Ten years on and here we are, I still skip in the gate as I pinch myself and consider myself the luckiest person on earth with the best job in the world and I can't wait to share Simpson Cottage with you so you can escape and relax.





On November 5, 1863, George Simpson was granted 20 hectares of land (now Bonnie Vale) on the southern side of the Hacking River. Although not the first to be given a grant he was the first to establish a permanent settlement there. He built “a stone house, dairy, stockyards and a pig sty” which he left to his son William on his death on March 17, 1866. The value of these improvements was 150 pounds.




That ‘stone house’, now known as Simpson Cottage, was built with sandstone blocks chipped out by convicts. The signature marks are still visible today. Both George and William Simpson were market gardeners, but believing there was a market for people who wanted to come across from the other side of the river, William started to run a ferry from a wharf he built on the bank of the river below the cottage - ‘Simpson’s Wharf’ - to Turriell Point (now Burraneer Bay). This ferry ran from the 1880s until the 1920s.

William now had a cottage, a pig sty and a small income from the ferry. He then decided that the largely “European” visitors would like more of a feeling of home and introduced deer (originally paddocked but of course they escaped) and a number of deciduous trees. The deer are still a common problem in the National Park today.
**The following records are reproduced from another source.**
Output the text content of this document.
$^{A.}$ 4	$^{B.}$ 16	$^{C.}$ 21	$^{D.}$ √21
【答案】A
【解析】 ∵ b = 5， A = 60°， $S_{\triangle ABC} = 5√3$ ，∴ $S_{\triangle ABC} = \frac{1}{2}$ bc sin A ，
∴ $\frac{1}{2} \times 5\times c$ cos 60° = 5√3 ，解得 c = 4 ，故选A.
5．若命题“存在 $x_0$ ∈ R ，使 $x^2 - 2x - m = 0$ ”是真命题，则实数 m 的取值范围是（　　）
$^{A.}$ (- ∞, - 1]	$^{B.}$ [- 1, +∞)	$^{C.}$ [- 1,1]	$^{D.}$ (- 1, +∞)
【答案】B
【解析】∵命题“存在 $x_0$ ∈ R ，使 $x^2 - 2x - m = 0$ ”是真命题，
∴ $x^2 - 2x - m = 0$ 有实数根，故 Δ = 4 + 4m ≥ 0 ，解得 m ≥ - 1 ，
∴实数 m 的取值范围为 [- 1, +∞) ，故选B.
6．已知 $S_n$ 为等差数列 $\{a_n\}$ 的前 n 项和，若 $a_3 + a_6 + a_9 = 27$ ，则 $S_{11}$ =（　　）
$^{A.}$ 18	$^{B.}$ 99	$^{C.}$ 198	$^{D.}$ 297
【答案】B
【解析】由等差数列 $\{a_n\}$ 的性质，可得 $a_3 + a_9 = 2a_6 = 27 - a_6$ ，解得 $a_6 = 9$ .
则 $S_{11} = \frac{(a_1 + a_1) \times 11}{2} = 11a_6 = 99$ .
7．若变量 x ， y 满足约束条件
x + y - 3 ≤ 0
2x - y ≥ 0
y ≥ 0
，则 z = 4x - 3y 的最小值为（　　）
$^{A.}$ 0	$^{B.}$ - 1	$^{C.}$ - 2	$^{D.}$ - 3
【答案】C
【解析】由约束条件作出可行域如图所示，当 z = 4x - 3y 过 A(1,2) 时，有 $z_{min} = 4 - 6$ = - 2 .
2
Getting an early taste for the tourism dollar, Simpson built a large attic roofed hotel and was granted a liquor license in 1887. By the 1890’s the hotel was a local landmark and a very popular destination with honeymooners and families. The first school in Sutherland Shire was held in a room of the hotel - members of the Simpson family and a few other children were taught there.


The hotel license was terminated for a time during 1935 “for failing to comply with the licensing court” and the hotel eventually burnt down on July 29, 1955. The hotel site was purchased by the National Park Trust in 1947 and is now a National Parks Rangers hut.

Much has changed since one of the so-called fathers of the National Park built his cottage with the help of half a dozen convicts, around 150 years ago. But a tradition of family ownership continued. Simpson Cottage remained in the Simpson family until 2003 when the Corah family purchased the cottage from William Simpson’s great grand-daughter.

Although it had been empty for over 10 years, the old lady would be taken to the cottage to sit on the verandah and once again enjoy the view she had enjoyed all her life. And when you see the views for yourself you will understand her contentment.

Simpson Cottage has been completely and sensitively restored back to the state it would have been in when Simpson first built it (plus a few modern conveniences), with one important exception; an extension to house the beautiful modern bathroom and kitchen. Landscape architect Monique Corah has created a natural garden to complement the heritage ambience of the original cottage.

In 2009 the Larnach family rented the cottage for a weekend, fell in love with it and came back a year later to find it was for sale. They purchased the cottage in 2010 and continue to rent it out as a holiday home and, perhaps more importantly, enjoy the cottage with their family and friends.